Publication-ready Altair charts. Perceptually uniform palettes, statistical annotations, and exports that carry their own provenance.
Terminal window
pip install dysonsphere
import altair as alt
import numpy as np
import polars as pl
import dysonsphere as ds
ds.theme(palette="blues2", chartWidth=140)
rng = np.random.default_rng(7)
rep1 = rng.normal(10, 2, 2500)
df = pl.DataFrame({"rep1": rep1, "rep2": rep1 * 0.9 + rng.normal(1, 0.9, 2500)})
heatmap = (
alt.Chart(df)
.mark_rect()
.encode(
x=alt.X("rep1:Q", bin=alt.Bin(maxbins=24), title="Replicate 1"),
y=alt.Y("rep2:Q", bin=alt.Bin(maxbins=24), title="Replicate 2"),
color=alt.Color("count():Q", title=None),
)
)
chart = heatmap + ds.add_correlation(df, "rep1", "rep2")

Publication defaults

Charts are authored at print scale with considered typography, tick geometry, and mark styling - the SVG that comes out is the figure that goes in the paper.

Perceptually uniform palettes

300+ palettes built in Oklab and resampled by arc length, so sequential ramps step evenly and diverging ramps balance.
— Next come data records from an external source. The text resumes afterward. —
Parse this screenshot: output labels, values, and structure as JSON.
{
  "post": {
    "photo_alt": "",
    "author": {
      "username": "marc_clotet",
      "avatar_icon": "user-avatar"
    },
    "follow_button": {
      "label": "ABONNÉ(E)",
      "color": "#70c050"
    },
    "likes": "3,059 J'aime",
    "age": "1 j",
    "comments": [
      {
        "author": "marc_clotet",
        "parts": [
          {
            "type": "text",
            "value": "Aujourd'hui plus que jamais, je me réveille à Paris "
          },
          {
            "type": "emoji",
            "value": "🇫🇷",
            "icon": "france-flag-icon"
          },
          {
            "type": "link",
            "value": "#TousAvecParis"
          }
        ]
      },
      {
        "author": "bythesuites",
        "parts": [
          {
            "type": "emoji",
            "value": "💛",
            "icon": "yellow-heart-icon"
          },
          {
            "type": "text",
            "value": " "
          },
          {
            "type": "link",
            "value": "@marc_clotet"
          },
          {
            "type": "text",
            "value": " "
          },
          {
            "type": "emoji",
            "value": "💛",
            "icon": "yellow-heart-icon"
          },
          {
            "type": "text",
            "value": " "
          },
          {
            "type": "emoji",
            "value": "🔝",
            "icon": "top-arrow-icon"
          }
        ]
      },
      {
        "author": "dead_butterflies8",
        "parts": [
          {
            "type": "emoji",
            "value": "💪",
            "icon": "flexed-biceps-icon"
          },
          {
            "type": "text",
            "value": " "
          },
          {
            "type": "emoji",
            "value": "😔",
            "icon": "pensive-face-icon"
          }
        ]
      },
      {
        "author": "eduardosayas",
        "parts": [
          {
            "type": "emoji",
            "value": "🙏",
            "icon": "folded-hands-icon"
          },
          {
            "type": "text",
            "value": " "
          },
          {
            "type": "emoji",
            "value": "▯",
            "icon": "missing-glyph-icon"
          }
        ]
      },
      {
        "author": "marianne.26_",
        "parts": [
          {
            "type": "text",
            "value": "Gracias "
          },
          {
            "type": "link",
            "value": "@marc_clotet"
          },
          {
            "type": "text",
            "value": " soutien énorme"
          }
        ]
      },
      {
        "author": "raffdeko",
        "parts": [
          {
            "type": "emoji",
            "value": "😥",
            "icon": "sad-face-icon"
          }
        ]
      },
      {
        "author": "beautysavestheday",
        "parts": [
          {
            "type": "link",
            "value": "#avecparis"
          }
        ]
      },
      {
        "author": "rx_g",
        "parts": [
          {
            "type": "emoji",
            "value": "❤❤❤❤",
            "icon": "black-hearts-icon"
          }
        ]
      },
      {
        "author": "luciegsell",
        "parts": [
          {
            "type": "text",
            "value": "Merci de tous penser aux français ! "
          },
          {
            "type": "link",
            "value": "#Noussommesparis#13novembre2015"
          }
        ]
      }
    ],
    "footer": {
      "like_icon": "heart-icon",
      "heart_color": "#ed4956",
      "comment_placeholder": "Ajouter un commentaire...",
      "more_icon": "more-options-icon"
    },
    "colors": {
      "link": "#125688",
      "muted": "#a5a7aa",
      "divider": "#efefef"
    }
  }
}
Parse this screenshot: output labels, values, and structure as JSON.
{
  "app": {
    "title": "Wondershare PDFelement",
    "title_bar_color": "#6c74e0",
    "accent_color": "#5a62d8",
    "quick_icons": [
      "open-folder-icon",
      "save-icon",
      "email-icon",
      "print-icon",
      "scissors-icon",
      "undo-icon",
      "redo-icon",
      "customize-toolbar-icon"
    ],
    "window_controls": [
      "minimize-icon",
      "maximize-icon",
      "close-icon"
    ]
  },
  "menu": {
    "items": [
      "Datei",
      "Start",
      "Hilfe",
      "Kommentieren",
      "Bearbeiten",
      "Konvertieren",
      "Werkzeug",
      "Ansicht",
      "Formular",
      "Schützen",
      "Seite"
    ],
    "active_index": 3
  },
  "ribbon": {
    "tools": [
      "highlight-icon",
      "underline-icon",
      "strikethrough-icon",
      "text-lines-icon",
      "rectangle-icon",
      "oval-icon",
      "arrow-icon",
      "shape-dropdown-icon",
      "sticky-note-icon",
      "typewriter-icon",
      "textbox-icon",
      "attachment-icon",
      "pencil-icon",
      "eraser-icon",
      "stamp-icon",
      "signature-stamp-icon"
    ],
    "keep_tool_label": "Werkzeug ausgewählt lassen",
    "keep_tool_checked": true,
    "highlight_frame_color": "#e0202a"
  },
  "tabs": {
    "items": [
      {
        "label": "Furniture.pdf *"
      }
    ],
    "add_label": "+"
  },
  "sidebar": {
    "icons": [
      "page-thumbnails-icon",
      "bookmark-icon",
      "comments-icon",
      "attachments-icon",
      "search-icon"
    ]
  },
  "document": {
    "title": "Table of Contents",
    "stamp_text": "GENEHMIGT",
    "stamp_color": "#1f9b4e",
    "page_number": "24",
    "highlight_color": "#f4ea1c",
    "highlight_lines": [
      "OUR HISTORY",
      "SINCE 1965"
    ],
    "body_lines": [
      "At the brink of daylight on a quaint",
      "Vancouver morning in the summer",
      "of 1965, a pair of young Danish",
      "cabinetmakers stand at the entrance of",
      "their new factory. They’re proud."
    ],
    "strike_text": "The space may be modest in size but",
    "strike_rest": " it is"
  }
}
Exportable straight to Illustrator swatches.

Statistical annotations

Omnibus tests, post-hoc brackets, correlation readouts - computed with scipy, drawn as layers you compose with +, reported with exact p-values and effect sizes.

Composable marks & layers

Violins, strip plots, reference lines, text, shading, point labels, multilabels, log/power minor ticks - all native Altair objects that layer onto your own charts.

Self-describing exports

save() embeds provenance, statistics, the theme, and your data into SVG, PNG, and JSON; read() and load() pull them back out. Every figure is its own lab notebook entry.

Runs in your browser

The Chart Studio runs the real library via WebAssembly - upload your own data or write Python against it, no install, same output as your notebook.